Aynı zamanda Peygamber efendimizin(sav) hayatını taklit etmektir.

Bu durum ahiret mutluluğunun da şartıdır.

                ***

Eğer, saadeti arıyorsak,

Sağlam nesilleri kurmak

Onların da saadetini düşünüyorsak;

Şartlar basit…

İslam’ı yaşamak.

                ***

Ama gel gör ki,

Bizi iki dünyada bedbaht edecek,

Mutsuzluğa kapı açacak şartlar hazırlamışlar.

Dünya ve ahiretin rezilleri,

İnsanlığın baş belası,

Vurgun, soygun, zulüm, kan, kıtal, fitne, fesat,

Kargaşa, anarşi, içki, zina, faiz, kumar ve haram dünyanın,

Şartları, kaide ve kurallarını hazırlayan Batılılar;

Düğünlerimizden başlayan yolu icbar etmişler.

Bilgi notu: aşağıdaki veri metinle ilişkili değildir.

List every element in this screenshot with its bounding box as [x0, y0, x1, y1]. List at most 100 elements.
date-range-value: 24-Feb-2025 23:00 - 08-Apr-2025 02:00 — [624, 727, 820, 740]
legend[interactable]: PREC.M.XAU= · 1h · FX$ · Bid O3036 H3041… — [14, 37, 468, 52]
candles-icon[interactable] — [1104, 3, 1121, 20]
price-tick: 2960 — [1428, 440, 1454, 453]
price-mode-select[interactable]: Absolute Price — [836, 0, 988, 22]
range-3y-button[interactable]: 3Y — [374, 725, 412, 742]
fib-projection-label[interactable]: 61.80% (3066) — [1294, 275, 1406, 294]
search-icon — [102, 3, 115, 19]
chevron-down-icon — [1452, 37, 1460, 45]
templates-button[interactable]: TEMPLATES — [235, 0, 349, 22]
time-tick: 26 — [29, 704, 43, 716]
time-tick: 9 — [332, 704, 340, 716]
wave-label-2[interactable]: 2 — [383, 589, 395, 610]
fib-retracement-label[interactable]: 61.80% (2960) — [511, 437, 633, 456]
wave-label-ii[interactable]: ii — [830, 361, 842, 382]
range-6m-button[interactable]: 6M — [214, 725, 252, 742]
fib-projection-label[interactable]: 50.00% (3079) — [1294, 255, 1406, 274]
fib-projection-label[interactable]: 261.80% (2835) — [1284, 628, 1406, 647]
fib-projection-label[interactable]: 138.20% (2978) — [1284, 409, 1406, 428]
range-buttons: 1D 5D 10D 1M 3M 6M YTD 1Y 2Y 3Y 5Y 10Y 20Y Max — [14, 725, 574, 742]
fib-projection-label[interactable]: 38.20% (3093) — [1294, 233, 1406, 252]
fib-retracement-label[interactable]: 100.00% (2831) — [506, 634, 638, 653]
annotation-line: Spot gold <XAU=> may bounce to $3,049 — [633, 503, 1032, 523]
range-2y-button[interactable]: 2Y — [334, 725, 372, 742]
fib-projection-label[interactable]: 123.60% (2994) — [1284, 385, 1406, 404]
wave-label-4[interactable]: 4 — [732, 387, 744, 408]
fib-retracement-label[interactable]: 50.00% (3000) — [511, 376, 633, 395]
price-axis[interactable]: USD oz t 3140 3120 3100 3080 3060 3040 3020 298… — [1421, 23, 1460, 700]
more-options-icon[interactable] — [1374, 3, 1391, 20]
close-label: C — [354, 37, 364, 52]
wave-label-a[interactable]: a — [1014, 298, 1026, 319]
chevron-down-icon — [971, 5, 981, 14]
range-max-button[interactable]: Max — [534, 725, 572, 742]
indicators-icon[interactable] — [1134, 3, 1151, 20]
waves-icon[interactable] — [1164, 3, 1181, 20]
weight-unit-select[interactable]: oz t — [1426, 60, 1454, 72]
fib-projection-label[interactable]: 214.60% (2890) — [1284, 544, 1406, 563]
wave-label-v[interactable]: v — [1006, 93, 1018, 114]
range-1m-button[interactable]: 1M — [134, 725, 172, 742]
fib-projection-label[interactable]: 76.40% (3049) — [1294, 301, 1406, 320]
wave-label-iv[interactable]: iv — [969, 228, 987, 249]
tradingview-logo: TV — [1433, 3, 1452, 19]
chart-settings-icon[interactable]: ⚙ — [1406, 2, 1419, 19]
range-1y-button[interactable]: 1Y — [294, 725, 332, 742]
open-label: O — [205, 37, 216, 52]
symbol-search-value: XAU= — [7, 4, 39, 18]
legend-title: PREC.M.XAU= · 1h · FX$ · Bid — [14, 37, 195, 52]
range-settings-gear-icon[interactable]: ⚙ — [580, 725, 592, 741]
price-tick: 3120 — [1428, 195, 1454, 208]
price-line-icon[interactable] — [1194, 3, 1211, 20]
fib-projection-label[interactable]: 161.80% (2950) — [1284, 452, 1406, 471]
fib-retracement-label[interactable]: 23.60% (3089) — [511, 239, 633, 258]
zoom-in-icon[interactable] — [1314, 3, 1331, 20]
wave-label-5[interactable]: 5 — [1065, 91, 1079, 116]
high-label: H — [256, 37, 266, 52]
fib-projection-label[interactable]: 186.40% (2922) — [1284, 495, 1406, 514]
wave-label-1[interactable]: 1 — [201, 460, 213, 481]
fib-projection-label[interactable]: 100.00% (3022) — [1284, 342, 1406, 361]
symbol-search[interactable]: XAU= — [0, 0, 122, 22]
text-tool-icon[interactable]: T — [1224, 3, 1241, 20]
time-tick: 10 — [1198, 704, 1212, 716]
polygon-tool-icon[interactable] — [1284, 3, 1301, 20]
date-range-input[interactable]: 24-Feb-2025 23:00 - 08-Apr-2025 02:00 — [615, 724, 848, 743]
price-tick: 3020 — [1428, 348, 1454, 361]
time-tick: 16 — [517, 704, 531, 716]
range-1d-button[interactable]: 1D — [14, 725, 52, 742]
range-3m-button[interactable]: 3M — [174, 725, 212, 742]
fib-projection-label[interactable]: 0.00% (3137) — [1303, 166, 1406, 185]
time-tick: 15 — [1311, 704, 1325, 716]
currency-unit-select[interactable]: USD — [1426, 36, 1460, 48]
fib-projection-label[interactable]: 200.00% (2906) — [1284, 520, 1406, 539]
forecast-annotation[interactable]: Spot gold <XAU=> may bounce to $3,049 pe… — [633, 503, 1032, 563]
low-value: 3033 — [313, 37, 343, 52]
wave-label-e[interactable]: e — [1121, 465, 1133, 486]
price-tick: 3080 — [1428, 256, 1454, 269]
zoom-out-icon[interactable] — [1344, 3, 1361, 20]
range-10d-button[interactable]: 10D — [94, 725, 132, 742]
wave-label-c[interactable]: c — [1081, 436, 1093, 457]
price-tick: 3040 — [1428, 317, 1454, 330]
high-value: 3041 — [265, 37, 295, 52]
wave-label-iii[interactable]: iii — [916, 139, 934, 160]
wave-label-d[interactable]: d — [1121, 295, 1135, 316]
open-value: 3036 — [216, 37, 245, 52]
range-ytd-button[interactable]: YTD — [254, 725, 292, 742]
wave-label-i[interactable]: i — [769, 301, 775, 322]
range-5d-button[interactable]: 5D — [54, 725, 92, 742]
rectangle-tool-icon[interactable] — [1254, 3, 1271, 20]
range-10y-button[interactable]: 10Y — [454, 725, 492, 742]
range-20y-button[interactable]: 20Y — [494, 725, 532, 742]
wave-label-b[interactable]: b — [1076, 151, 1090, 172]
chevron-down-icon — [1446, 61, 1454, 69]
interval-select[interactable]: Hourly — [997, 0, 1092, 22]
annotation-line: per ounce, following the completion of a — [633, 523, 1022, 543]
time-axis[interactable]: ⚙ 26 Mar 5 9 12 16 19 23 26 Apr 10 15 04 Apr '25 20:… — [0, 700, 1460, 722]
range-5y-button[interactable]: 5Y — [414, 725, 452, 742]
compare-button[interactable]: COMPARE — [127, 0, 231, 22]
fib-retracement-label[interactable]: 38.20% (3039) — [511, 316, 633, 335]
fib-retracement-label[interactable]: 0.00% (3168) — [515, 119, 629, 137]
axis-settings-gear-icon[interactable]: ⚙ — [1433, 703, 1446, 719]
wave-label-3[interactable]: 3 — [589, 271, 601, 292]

Bunu töre haline getirmişler;

Vazgeçilmez kanunmuş gibi bir hayat tarzını uygulamaktadırlar.

                ***

Nikaha başlarken,

Nikahın İslam’a görenikahın  zedelenmesine sebep olan,

Düğün törenleri,

Bir haramlar manzumesi haline dönüşmüştür.

İslam inancına göre, daha mutsuzluğun temeli,

Düğünde başlıyor.

Gelin ve damadın kıyafetleri,

Katılanların kıyafet ve tavırları,

Nefislerin önlenemez haram istekleri,

Cehenneme kervan kaldırıyor.

                ***

Davete icabet sünnet,

Ama gittiğin topluluk diz boyu haram içinde,

Seni de bulaştırıyorsa;

Acaba gitmek mi,uygun?Gitmemek mi?..

İki dünya da cehennemde mi  beraber olmak?

Cennette mİ?

Bunu bir ayırt edebilsek, sorun çözülecek…

___________________________________________________________________-

08.10.2018, Kayseri.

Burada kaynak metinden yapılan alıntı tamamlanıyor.